A Tufts dental researcher is shedding light on a difficult-to-diagnose disorder and is finding evidence to suggest the condition, which afflicts mostly middle-aged women and leaves its sufferers with painful mouth sores, is in fact an autoimmune disease.

With just 39 documented cases of chronic ulcerative stomatitis (CUS) documented in the English-speaking medical literature, a dentist could be forgiven for not recognizing it in a patient presenting with the painful mouth lesions that characterize the condition.

CUS is easily confused with lichen planus, a more common ulcerative disorder that can be triggered by allergies or ailments, including hepatitis C. And since the definitive test for the rarely seen CUS is elaborate and can take up to 10 days between biopsy and diagnosis, most dentists start patients on the treatment for lichen planus, namely topical or oral steroids. But those medications are not effective for CUS.

“Then the clinicians are puzzled because the lesions are not responding to the usual treatments,” says Lynn Solomon, an associate professor in the department of oral and maxillofacial pathology at the School of Dental Medicine, whose research into the underlying causes of CUS could open the door to speedier diagnosis. Her most recent study, published in the April 4, 2011, issue of Oral Surgery, Oral Medicine, Oral Pathology, Oral Radiology, and Endodontology, classifies CUS as an autoimmune disorder caused by the body launching an inappropriate attack on its own tissues.

Which Came First?

Researchers already had circumstantial evidence that CUS belongs to that group of ailments. Like better-known autoimmune disorders such as rheumatoid arthritis and lupus, CUS most frequently afflicts middle-aged women. More telling, CUS patients test positive for specific antibodies; detecting these antibodies in tissue biopsies is the current, if unwieldy, method of diagnosing the disease. But until now, the antibodies represented a chicken-and-egg problem; no one knew if they caused the ulcerations that characterize CUS or if they were simply the body’s immune response to the disorder.

In her recent study, Solomon and her colleagues, Jonathan Garlick, director of the Center for Integrated Tissue Engineering, and postdoctoral researcher Mark Carlson, demonstrate that the antibodies indeed play a role in causing the ulcers. The team treated three-dimensional tissue models with various concentrations of the antibodies in question derived from the blood of known CUS patients. Grown from human skin cells, the tissue models are stratified into several layers that are anchored to a base membrane just like in our own skin.

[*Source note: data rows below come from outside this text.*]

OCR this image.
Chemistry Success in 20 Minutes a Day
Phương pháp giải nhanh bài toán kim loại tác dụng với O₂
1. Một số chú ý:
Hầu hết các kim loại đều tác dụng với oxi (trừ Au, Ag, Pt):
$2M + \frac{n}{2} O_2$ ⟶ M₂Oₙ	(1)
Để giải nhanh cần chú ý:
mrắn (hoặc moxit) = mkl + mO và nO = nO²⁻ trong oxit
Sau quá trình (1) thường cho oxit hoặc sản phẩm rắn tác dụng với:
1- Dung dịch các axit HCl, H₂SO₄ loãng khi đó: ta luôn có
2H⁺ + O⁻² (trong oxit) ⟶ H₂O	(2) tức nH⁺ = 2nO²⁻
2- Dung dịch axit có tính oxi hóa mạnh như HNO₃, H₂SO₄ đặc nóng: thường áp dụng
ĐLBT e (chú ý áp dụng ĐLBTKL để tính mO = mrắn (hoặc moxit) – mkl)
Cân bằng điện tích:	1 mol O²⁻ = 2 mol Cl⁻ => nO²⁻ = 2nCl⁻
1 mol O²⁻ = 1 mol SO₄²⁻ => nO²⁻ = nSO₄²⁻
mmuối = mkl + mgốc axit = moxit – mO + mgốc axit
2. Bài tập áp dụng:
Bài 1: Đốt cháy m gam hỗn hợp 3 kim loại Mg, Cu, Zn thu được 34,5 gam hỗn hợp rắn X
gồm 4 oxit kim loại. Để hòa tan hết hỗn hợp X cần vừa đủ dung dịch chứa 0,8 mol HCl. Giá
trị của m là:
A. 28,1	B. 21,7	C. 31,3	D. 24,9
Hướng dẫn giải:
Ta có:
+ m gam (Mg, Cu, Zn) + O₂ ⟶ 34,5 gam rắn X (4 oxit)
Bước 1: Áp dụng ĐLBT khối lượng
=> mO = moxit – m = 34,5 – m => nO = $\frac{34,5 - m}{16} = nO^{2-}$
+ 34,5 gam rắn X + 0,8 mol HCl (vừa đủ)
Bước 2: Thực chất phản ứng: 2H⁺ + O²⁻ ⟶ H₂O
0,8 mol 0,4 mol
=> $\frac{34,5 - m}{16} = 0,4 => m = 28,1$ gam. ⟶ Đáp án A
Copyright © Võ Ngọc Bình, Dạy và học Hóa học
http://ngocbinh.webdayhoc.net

Sure enough, the tissue models treated with the antibody began to fray, with the upper layers of skin pulling away from the base layers, mimicking the way CUS-related ulcers form. More damning, the tissue samples treated with a higher concentration of antibodies fared far worse than the models treated with the lower concentration. “Whole sections are losing their connections, weakening the tissue,” says Solomon.

What’s going on? These CUS antibodies bind with a key cellular protein that acts as a genetic switch. Under normal conditions, this switch regulates the expression of integrins, cellular structures that Solomon calls “the little molecular hooks” that hold cells and tissues together. But in Solomon’s study, the tissue models treated with the CUS antibodies produced fewer integrins than the untreated control samples. That evidence suggests that the CUS antibodies interfere with the genetic switch, which in turn decreases integrin production, and the tissue loses its structural integrity as a result.

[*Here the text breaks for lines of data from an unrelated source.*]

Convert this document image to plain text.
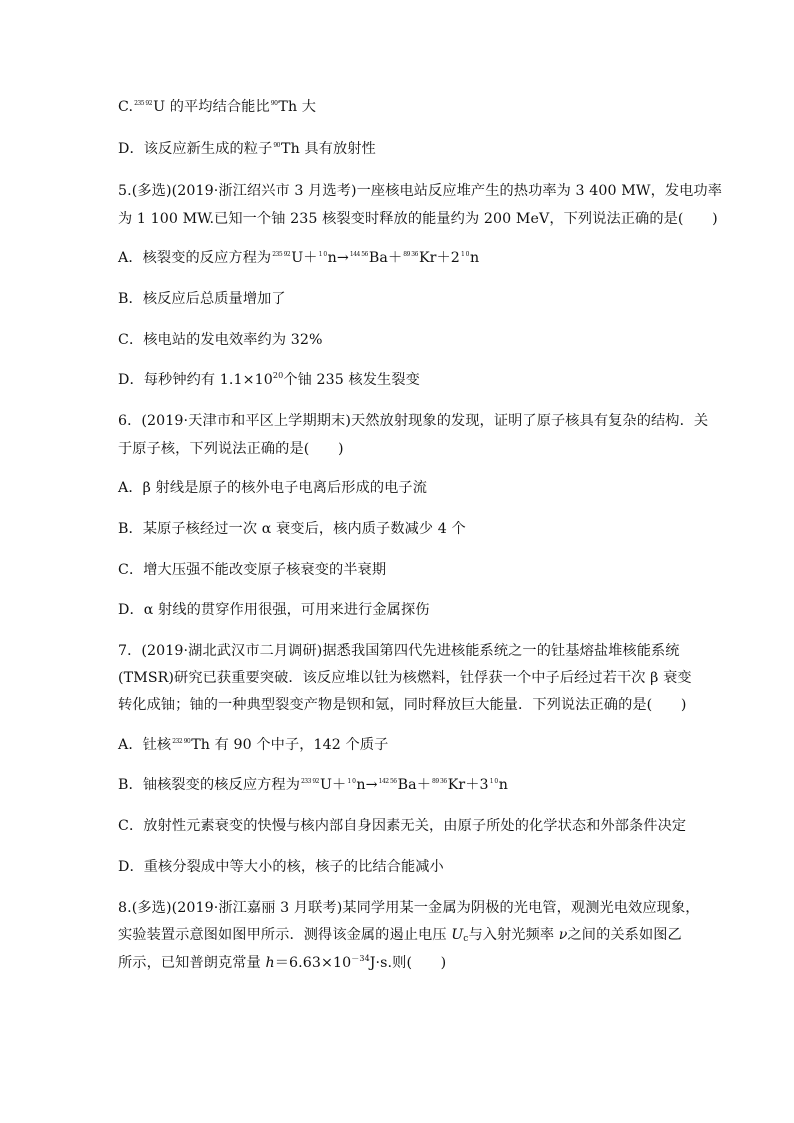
C.$^{235 92}$U 的平均结合能比$^{90}$Th 大
D．该反应新生成的粒子$^{90}$Th 具有放射性
5.(多选)(2019·浙江绍兴市 3 月选考)一座核电站反应堆产生的热功率为 3 400 MW，发电功率
为 1 100 MW.已知一个铀 235 核裂变时释放的能量约为 200 MeV，下列说法正确的是(　　)
A．核裂变的反应方程为$^{235 92}U+^{1 0}n\to^{144 56}Ba+^{89 36}Kr+2^{1 0}n$
B．核反应后总质量增加了
C．核电站的发电效率约为 32%
D．每秒钟约有 $1.1\times 10^{20}$个铀 235 核发生裂变
6．(2019·天津市和平区上学期期末)天然放射现象的发现，证明了原子核具有复杂的结构．关
于原子核，下列说法正确的是(　　)
A．β 射线是原子的核外电子电离后形成的电子流
B．某原子核经过一次 α 衰变后，核内质子数减少 4 个
C．增大压强不能改变原子核衰变的半衰期
D．α 射线的贯穿作用很强，可用来进行金属探伤
7．(2019·湖北武汉市二月调研)据悉我国第四代先进核能系统之一的钍基熔盐堆核能系统
(TMSR)研究已获重要突破．该反应堆以钍为核燃料，钍俘获一个中子后经过若干次 β 衰变
转化成铀；铀的一种典型裂变产物是钡和氪，同时释放巨大能量．下列说法正确的是(　　)
A．钍核$^{232 90}$Th 有 90 个中子，142 个质子
B．铀核裂变的核反应方程为$^{233 92}U+^{1 0}n\to^{142 56}Ba+^{89 36}Kr+3^{1 0}n$
C．放射性元素衰变的快慢与核内部自身因素无关，由原子所处的化学状态和外部条件决定
D．重核分裂成中等大小的核，核子的比结合能减小
8.(多选)(2019·浙江嘉丽 3 月联考)某同学用某一金属为阴极的光电管，观测光电效应现象，
实验装置示意图如图甲所示．测得该金属的遏止电压 $U_c$与入射光频率 ν之间的关系如图乙
所示，已知普朗克常量 $h=6.63\times 10^{-34}J\cdot s$.则(　　)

Solomon suspects there are many more cases of CUS than the handful documented in the medical literature. “Some argue that people with lichen planus also have [these] antibodies,” says Solomon. “My stance is ‘Gee, maybe it’s the same disease.’ ”

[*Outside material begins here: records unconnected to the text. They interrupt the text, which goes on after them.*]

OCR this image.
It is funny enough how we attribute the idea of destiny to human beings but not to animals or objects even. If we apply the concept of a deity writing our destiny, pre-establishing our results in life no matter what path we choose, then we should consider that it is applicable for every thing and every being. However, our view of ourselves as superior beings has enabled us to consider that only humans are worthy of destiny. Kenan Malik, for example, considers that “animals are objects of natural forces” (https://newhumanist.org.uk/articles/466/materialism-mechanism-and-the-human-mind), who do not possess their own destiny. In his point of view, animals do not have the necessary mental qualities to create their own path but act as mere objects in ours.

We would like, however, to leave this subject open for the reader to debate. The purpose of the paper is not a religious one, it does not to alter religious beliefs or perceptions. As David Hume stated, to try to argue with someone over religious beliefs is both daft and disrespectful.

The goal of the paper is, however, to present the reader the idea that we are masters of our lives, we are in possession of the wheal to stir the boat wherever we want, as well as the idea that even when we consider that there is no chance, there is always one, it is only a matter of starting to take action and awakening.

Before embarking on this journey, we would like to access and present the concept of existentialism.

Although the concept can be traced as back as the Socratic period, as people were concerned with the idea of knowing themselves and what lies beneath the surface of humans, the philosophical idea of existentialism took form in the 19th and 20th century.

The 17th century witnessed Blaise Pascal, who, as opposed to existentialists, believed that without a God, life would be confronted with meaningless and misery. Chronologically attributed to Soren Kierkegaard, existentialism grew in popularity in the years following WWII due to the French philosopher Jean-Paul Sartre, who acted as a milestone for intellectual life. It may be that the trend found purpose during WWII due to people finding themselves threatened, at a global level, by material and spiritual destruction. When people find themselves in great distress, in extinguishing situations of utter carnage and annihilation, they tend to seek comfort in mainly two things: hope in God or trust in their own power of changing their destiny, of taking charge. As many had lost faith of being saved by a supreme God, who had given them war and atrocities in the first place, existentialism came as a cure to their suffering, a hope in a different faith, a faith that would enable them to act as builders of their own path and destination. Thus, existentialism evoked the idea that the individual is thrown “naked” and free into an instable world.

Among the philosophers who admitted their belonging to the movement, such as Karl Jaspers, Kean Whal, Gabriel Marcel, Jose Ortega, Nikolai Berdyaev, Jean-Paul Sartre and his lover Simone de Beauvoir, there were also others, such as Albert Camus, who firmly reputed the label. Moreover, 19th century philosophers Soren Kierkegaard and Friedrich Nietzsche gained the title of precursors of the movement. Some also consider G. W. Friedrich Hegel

To know for sure, Solomon is also working to develop better diagnostic tools for CUS. In a 2010 study with colleagues from Tufts and SUNY Buffalo, Solomon demonstrated that an already widely available lab test known as ELISA (enzyme-linked immunosorbent assay) could reliably detect CUS. That’s an advantage because the ELISA test requires only a blood sample, while the current gold-standard CUS test requires a biopsy, which dentists may be reluctant to perform.

Future studies will investigate the feasibility of using saliva rather than blood. “Blood isn’t a dentist’s medium,” Solomon says. “But saliva is.” And faster diagnosis means patients could be treated with the proper medication right off the bat, rather than waiting for the treatment for lichen planus to fail first.

 That’s good news for CUS sufferers.  “It can be miserable to live with a sore mouth,” says Solomon. 

Update: For people seeking more information on chronic ulcerative stomatitis, Lynn Solomon no longer works at Tufts University, but a link to her paper is in the story above, which can be shared with health-care providers. Also, consider booking an appointment with an oral pathologist, a specialized dentist who will know more about this disorder, as rare as it is. Oral pathologists are often found at dental school clinics or university medical centers.